Blut Aus Nord and its mastermind Vindsval are primarily associated with boundary shifting experimentation within the musical realm of black metal. The ultra-prolific unit has been pushing beyond the Satanic and misanthropic trappings of the style since the band's 2003 release The Work Which Transforms God. The Work is one of BAN's most highly regarded albums, and it's the entry point to the band's catalog for a lot of people. But, before BAN started incorporating avant-garde elements and industrial noise into their songs, it started life as a fairly orthodox black metal band. Memoria Vetusta III: Saturnian Poetry is a return to that early sound.
The first entry in the Memoria Vetusta album cycle, titled Fathers of the Icy Age, was released in 1996 and was BAN's sophomore effort. It followed closely on the heels of their debut, Ultima Thulée, and marked a noticeable improvement in both production and song composition. BAN would release just one more album in the traditional black metal vein, 2001's The Mystical Beast of Rebellion, before beginning its journey into more experimental territory on 2003's The Work Which Transforms God. Fans of BAN's more accessible work would have to wait 8 years for Vindsval to take a break from the increasingly challenging music he was creating to revisit the band's earlier black metal sound on Memoria Vetusta II: Dialogue with the Stars. Luckily, the world only had to wait five years for the third entry in the Memoria Vetusta cycle, and it was well worth it since this is one of the best BAN albums in the band's formidable catalog.

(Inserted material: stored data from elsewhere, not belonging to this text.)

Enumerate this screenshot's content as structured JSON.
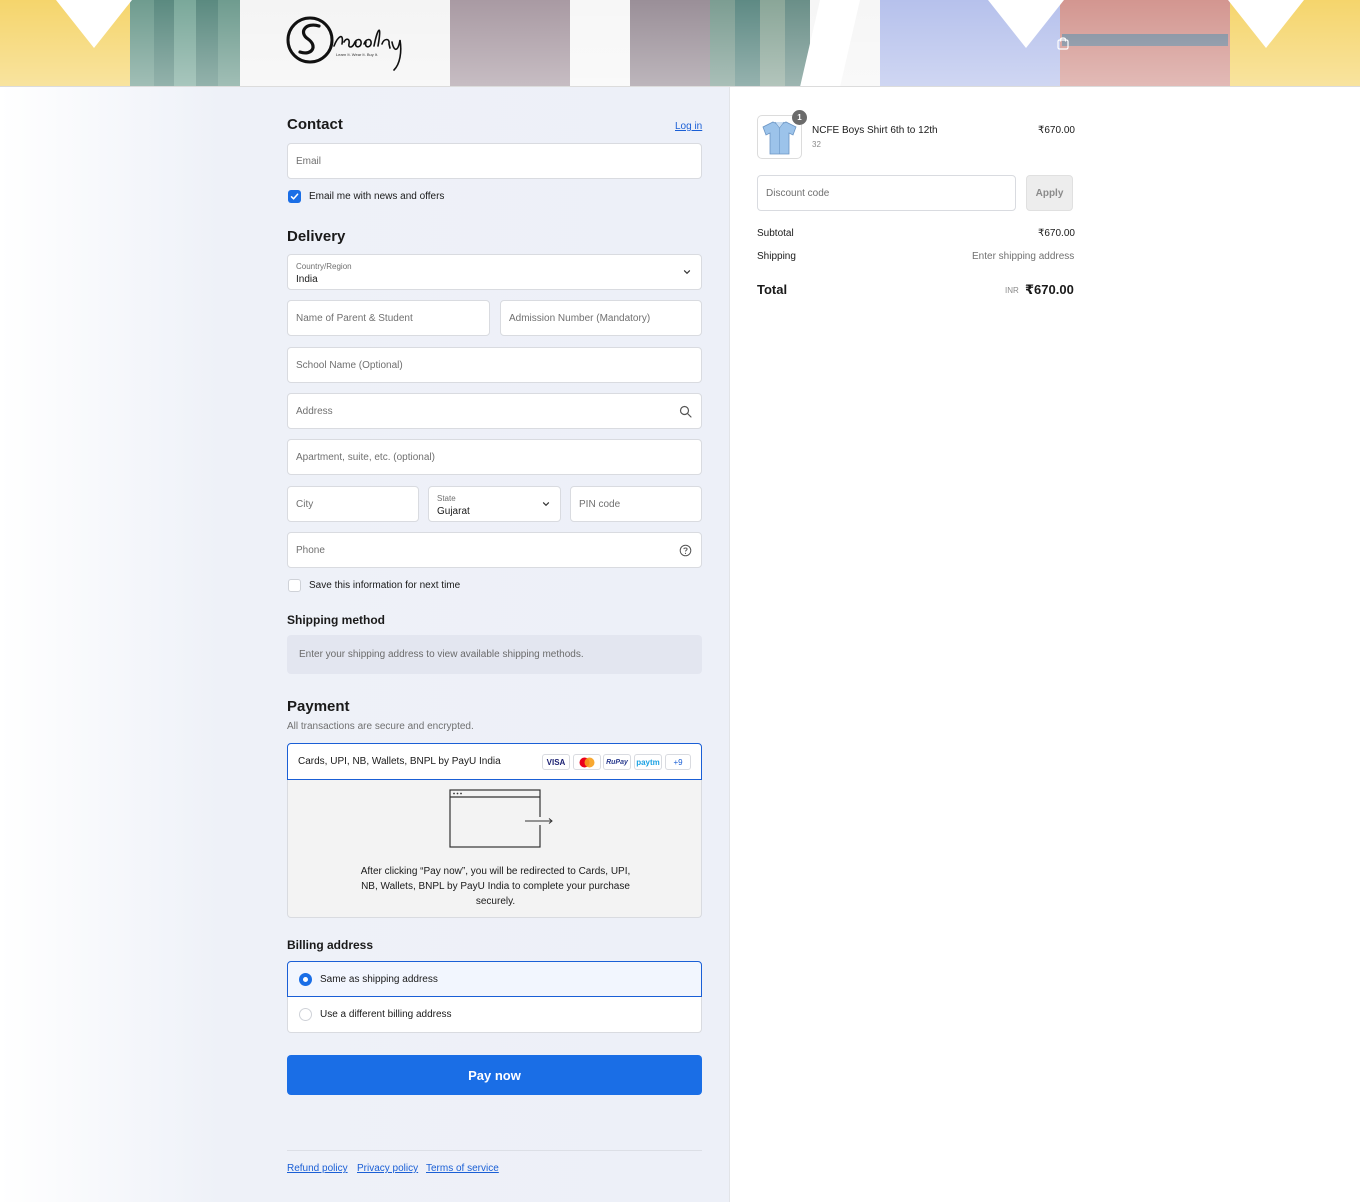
{
  "brand": {
    "name": "Schoolay",
    "tagline": "Learn It. Wear It. Buy It."
  },
  "contact": {
    "heading": "Contact",
    "login_link": "Log in",
    "email_placeholder": "Email",
    "news_label": "Email me with news and offers",
    "news_checked": true
  },
  "delivery": {
    "heading": "Delivery",
    "country_label": "Country/Region",
    "country_value": "India",
    "parent_placeholder": "Name of Parent & Student",
    "admission_placeholder": "Admission Number (Mandatory)",
    "school_placeholder": "School Name (Optional)",
    "address_placeholder": "Address",
    "apartment_placeholder": "Apartment, suite, etc. (optional)",
    "city_placeholder": "City",
    "state_label": "State",
    "state_value": "Gujarat",
    "pin_placeholder": "PIN code",
    "phone_placeholder": "Phone",
    "save_label": "Save this information for next time",
    "save_checked": false
  },
  "shipping_method": {
    "heading": "Shipping method",
    "message": "Enter your shipping address to view available shipping methods."
  },
  "payment": {
    "heading": "Payment",
    "subtitle": "All transactions are secure and encrypted.",
    "provider": "Cards, UPI, NB, Wallets, BNPL by PayU India",
    "badges": [
      "VISA",
      "RuPay",
      "paytm",
      "+9"
    ],
    "redirect_message": "After clicking “Pay now”, you will be redirected to Cards, UPI, NB, Wallets, BNPL by PayU India to complete your purchase securely."
  },
  "billing": {
    "heading": "Billing address",
    "option_same": "Same as shipping address",
    "option_different": "Use a different billing address",
    "selected": "same"
  },
  "pay_button": "Pay now",
  "footer": {
    "refund": "Refund policy",
    "privacy": "Privacy policy",
    "terms": "Terms of service"
  },
  "order": {
    "item_name": "NCFE Boys Shirt 6th to 12th",
    "item_variant": "32",
    "item_qty": "1",
    "item_price": "₹670.00",
    "discount_placeholder": "Discount code",
    "apply_label": "Apply",
    "subtotal_label": "Subtotal",
    "subtotal_value": "₹670.00",
    "shipping_label": "Shipping",
    "shipping_value": "Enter shipping address",
    "total_label": "Total",
    "total_currency": "INR",
    "total_value": "₹670.00"
  },
  "colors": {
    "accent": "#1a6ee6",
    "link": "#1a5fd6"
  },
  "icons": [
    "shopping-bag-icon",
    "chevron-down-icon",
    "search-icon",
    "help-circle-icon",
    "check-icon",
    "browser-redirect-icon",
    "mastercard-icon"
  ]
}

Saturnian Poetry begins in the same way the previous two Memoria Vetusta albums do – with a brief ambient passage that leads directly into a blast of old school, frost-bitten black metal. That's where most of the similarities end, however. The three albums are linked together by a common name, but there aren't any musical themes that tie them together. Each album is very much self-contained, and the connections between the three are largely tangential. The only direct connections in the trilogy are the opening ambient tracks and the inclusion of clean singing that arises sporadically throughout each album. The similarities present arise in opposition to BAN's other work – if these three albums were the band's only releases, no one would consider them to be part of a coherent whole. But, since they exist within a larger body of work that's heavily informed by industrial music and the avant-garde, the Memoria Vetusta albums exist together as a trilogy of melodic black metal compositions.

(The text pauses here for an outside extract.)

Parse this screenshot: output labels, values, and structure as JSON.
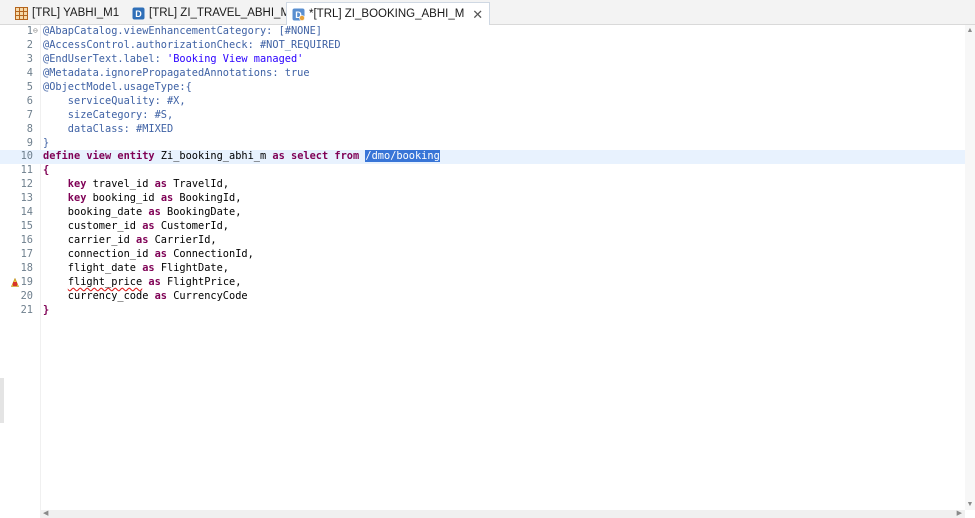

Vindsval and company haven't sacrificed quality for accessibility, though. Saturnian Poetry is a great album. Initially, it may seem a little too vanilla for fans who are accustomed to the cosmic madness of the 777 trilogy or MoRT's arrhythmic cacophony, but Saturnian Poetry's warmer, almost pastoral, sound will likely grow on you quickly. Although this album is the most listener-friendly release of BAN's long career, it still retains enough compositional complexity to hold the listener's attention. The album's second track, "Paien," provides a basic blueprint for what's to come: Vindsval establishes a solid, repetitive guitar rhythm as a foundation that the band then builds a song on. Croaked and clean vocals play off of each other while soaring keyboard melodies lift listeners above the maelstrom created by the guitar and bass parts. The addition of a living drummer as opposed to a drum machine adds an additional human element to the music, also. BAN's past reliance on programmed drums worked because their music relied on a sense of emotional distance to create a cold, inhuman atmosphere. But Saturnian Poetry is the most organic sounding album the band has ever recorded, and the mechanized precision of a drum machine would have stuck out like a sore thumb.

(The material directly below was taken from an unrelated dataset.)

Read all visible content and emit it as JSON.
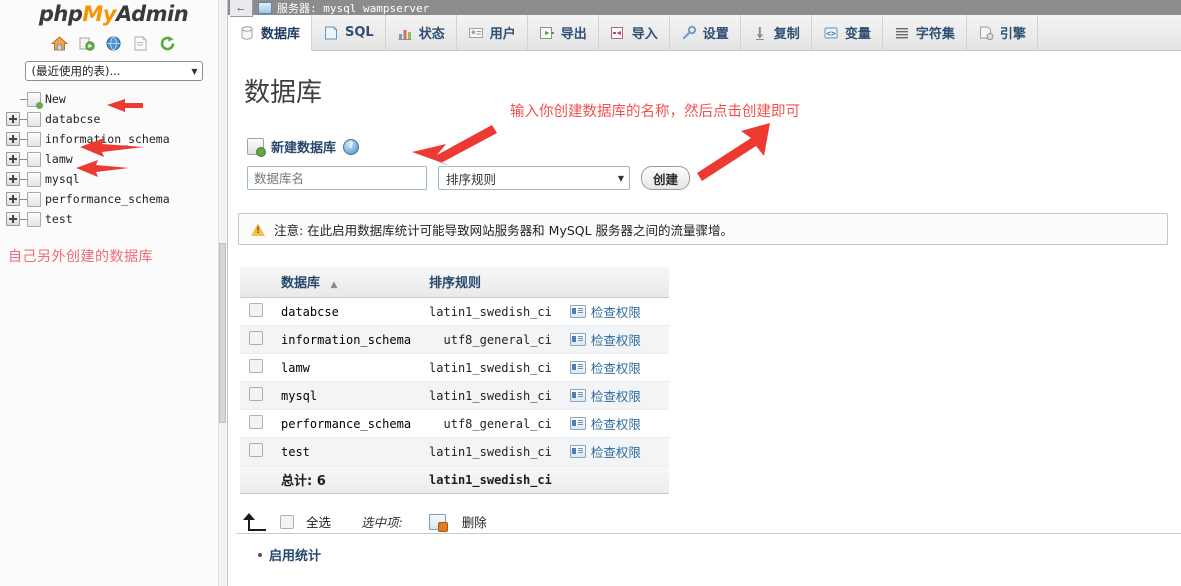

For a band known mainly for its latter-day experimentation, it's refreshing to hear that BAN are still capable of getting back to their roots. You'd be hard pressed to find another band capable of following up something as alien sounding as the 777 trilogy with an album as profoundly emotional as Saturnian Poetry. The raw creativity this band possesses is astounding, and it explains why BAN has been able to stay relevant for nearly 20 years while so many of their peers have descended into the realm of self-parody or creative stagnation.
Saturnian Poetry is available now on CD, vinyl, or digital download through Debemur Morti Productions.